EU Lobby Condemns Google-DoubleClick Merger
December 20, 2007 | by Nick Mokey
The BEUC says the proposed acquisition would hurt both consumers and competitors in the EU.
As if Google’s proposed merger with DoubleClick hadn’t run into enough trouble in the United States lately, a lobby in the European Union has begun grilling the deal from the other side of the pond. The European Consumers Organisation (BEUC) piped in with criticism for the deal on Wednesday with a letter to the head of the European Commission, the agency charged with reviewing the merger.

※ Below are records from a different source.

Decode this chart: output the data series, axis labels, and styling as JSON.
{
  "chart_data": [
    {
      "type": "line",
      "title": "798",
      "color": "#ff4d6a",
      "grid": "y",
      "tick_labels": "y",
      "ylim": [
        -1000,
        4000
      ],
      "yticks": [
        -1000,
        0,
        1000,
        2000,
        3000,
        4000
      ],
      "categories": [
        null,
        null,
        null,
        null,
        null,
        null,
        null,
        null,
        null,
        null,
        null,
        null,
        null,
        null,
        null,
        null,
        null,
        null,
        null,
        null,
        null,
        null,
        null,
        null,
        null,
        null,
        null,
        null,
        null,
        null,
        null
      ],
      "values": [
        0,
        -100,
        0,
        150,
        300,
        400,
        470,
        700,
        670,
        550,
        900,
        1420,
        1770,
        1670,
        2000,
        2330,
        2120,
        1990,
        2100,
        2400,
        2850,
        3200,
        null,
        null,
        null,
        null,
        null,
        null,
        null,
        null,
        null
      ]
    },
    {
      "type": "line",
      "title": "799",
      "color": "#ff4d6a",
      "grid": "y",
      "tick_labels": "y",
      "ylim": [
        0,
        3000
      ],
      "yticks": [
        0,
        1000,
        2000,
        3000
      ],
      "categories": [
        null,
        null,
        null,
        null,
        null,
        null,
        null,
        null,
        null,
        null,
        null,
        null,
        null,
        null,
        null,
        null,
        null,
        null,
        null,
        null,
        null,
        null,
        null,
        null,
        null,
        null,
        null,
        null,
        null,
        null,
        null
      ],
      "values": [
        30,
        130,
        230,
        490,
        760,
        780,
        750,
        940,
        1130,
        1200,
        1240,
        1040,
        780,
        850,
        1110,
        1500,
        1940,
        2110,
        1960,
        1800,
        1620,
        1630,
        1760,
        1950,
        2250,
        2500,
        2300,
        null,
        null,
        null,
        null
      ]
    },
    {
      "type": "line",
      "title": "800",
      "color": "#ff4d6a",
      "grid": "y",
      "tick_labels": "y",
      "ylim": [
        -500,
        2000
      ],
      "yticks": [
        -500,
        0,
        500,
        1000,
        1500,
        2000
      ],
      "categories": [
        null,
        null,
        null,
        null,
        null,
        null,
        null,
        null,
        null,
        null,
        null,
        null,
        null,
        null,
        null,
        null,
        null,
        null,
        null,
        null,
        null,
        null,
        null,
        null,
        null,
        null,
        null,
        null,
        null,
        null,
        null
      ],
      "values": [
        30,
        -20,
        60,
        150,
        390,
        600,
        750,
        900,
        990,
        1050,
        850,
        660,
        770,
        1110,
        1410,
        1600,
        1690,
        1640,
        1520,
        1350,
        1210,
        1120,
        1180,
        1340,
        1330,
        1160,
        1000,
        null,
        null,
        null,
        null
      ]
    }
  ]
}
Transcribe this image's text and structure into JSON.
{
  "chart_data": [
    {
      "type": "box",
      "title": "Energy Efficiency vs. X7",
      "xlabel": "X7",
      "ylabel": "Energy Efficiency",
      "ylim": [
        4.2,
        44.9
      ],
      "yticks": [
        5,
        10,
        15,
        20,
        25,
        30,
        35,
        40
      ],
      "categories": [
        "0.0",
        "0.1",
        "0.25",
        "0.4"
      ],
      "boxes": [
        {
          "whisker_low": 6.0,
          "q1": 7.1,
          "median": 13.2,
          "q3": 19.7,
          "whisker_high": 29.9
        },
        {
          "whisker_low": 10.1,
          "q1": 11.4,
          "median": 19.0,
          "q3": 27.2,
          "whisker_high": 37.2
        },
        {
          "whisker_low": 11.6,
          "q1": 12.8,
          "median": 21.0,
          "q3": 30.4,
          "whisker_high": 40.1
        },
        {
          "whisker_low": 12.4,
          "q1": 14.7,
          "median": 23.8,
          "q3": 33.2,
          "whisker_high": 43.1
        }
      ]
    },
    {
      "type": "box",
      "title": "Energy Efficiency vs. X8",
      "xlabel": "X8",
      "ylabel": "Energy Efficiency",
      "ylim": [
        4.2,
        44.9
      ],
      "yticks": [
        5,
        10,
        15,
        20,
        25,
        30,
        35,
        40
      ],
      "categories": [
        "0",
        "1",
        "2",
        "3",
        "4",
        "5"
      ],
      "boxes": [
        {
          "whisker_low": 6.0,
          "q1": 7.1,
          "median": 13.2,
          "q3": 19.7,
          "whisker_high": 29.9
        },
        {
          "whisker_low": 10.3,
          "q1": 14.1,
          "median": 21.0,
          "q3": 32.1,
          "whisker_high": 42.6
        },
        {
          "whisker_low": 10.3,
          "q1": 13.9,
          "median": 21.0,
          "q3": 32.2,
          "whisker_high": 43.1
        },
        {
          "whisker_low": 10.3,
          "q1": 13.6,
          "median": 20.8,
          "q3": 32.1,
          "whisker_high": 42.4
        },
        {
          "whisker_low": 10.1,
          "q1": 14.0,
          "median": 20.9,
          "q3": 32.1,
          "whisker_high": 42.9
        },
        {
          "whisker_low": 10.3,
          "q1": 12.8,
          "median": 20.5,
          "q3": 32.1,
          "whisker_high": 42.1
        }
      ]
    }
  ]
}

Primarily, the BEUC expressed concern that the merger could harm European consumers by reducing their privacy. “…the acquisition would enable the two companies to combine their massive databases of information on Internet users, and eliminate competitive incentives the two companies otherwise would have to safeguard users’ privacy,” the letter said. However, the lobby also made an appeal to keeping business healthy by alleging that the merger would lock out competition. “The online advertising market will be placed in jeopardy if the Google/DoubleClick merger is allowed to proceed, because the combined company will dominate both major ‘pipelines’ for online advertising - both the pipeline for search ads and the pipeline for non-search ads,” the letter said. The European Commission is currently in the process of evaluating the Google-DoubleClick acquisition, and will make a decision by April 2.